Hari semakin gelap sementara Mala dan Dikta baru sampai di depan gerbang rumah perempuan itu. Mala turun dari motor kemudian membuka gerbangnya lebar-lebar.

Dikta tersenyum. "Gue cabut dulu!" Ujarnya namun saat hendak memutar kunci motornya tetiba suara Mala terdengar.

"Eh, gak.. masuk dulu?" Ujarnya menawarkan lantas membuat Dikta bingung, ya karena ini bukan Mala yang ia kenal.

"Yaudah!" Mendapat tawaran seperti itu, sayang sekali bukan.. untuk di tolak, Dikta menurunkan standar motornya kemudian melepas helm yang melindungi kepalanya sepanjang perjalanan.
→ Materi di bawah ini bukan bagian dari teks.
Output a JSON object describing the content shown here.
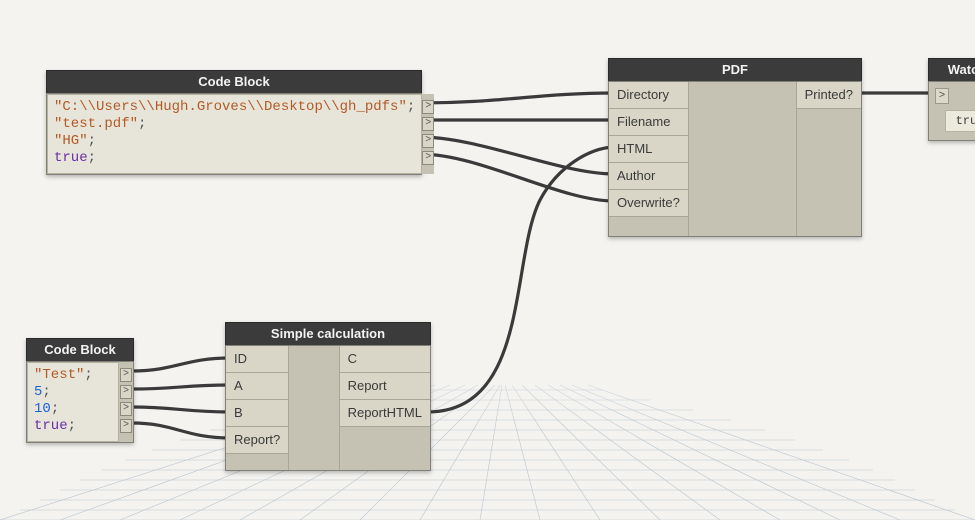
{
  "nodes": {
    "codeblock1": {
      "title": "Code Block",
      "lines": [
        [
          {
            "t": "str",
            "v": "\"C:\\\\Users\\\\Hugh.Groves\\\\Desktop\\\\gh_pdfs\""
          },
          {
            "t": "punc",
            "v": ";"
          }
        ],
        [
          {
            "t": "str",
            "v": "\"test.pdf\""
          },
          {
            "t": "punc",
            "v": ";"
          }
        ],
        [
          {
            "t": "str",
            "v": "\"HG\""
          },
          {
            "t": "punc",
            "v": ";"
          }
        ],
        [
          {
            "t": "bool",
            "v": "true"
          },
          {
            "t": "punc",
            "v": ";"
          }
        ]
      ],
      "out_ports": 4
    },
    "codeblock2": {
      "title": "Code Block",
      "lines": [
        [
          {
            "t": "str",
            "v": "\"Test\""
          },
          {
            "t": "punc",
            "v": ";"
          }
        ],
        [
          {
            "t": "num",
            "v": "5"
          },
          {
            "t": "punc",
            "v": ";"
          }
        ],
        [
          {
            "t": "num",
            "v": "10"
          },
          {
            "t": "punc",
            "v": ";"
          }
        ],
        [
          {
            "t": "bool",
            "v": "true"
          },
          {
            "t": "punc",
            "v": ";"
          }
        ]
      ],
      "out_ports": 4
    },
    "pdf": {
      "title": "PDF",
      "inputs": [
        "Directory",
        "Filename",
        "HTML",
        "Author",
        "Overwrite?"
      ],
      "outputs": [
        "Printed?"
      ]
    },
    "simplecalc": {
      "title": "Simple calculation",
      "inputs": [
        "ID",
        "A",
        "B",
        "Report?"
      ],
      "outputs": [
        "C",
        "Report",
        "ReportHTML"
      ]
    },
    "watch": {
      "title": "Watch",
      "value": "true"
    }
  },
  "port_glyph": ">"
}
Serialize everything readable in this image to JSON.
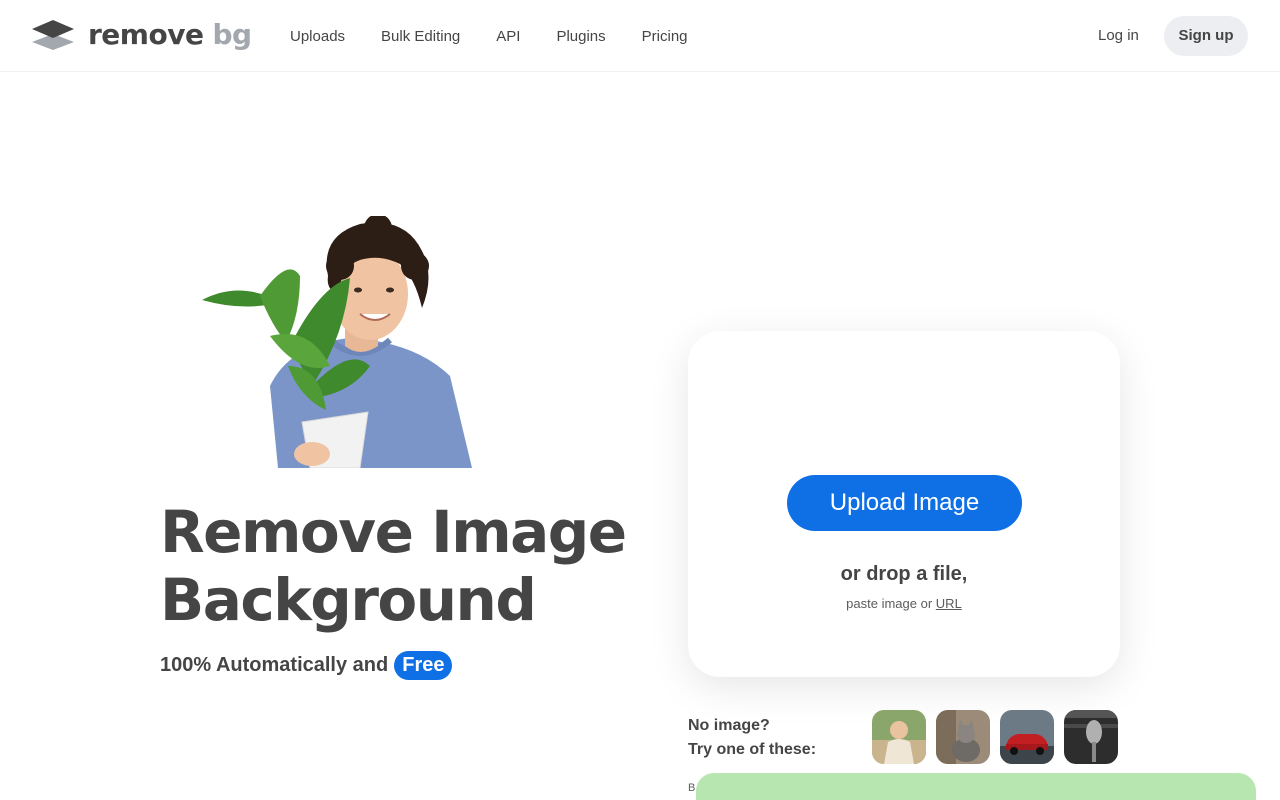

Disitu, Mala sontak memutar kedua bola matanya, jujur ia hanya sekadar basa-basi karena Dikta sudah berbaik hati mengantarnya pulang walaupun jarak antara rumahnya dengan lelaki itu cukup jauh, mungkin. "Giliran di tawarin gitu aja langsung mau!" Mendengarnya Dikta terkekeh lalu menyusul Mala yang tengah berjalan masuk ke dalam rumah.

Setelah salam, Mala pun mempersilahkan Dikta untuk duduk di sofa.

"Nyokap lo mana?" tanya Dikta sambil duduk di sofa putih di ruang tamu itu.

"Kayaknya masih di kantor, gue ganti baju dulu.." Mala pun pergi ke lantai atas untuk mengganti seragamnya ke baju yang biasa ia kenakan saat di rumah. Disisi lain, Dikta sendirian di ruangan itu seperti yang ia lakukan saat pertama kali berkunjung ke rumah Mala, satu hal yang selalu menyita perhatiannya yaitu bingkai foto besar yang mana ada Mala kecil disana.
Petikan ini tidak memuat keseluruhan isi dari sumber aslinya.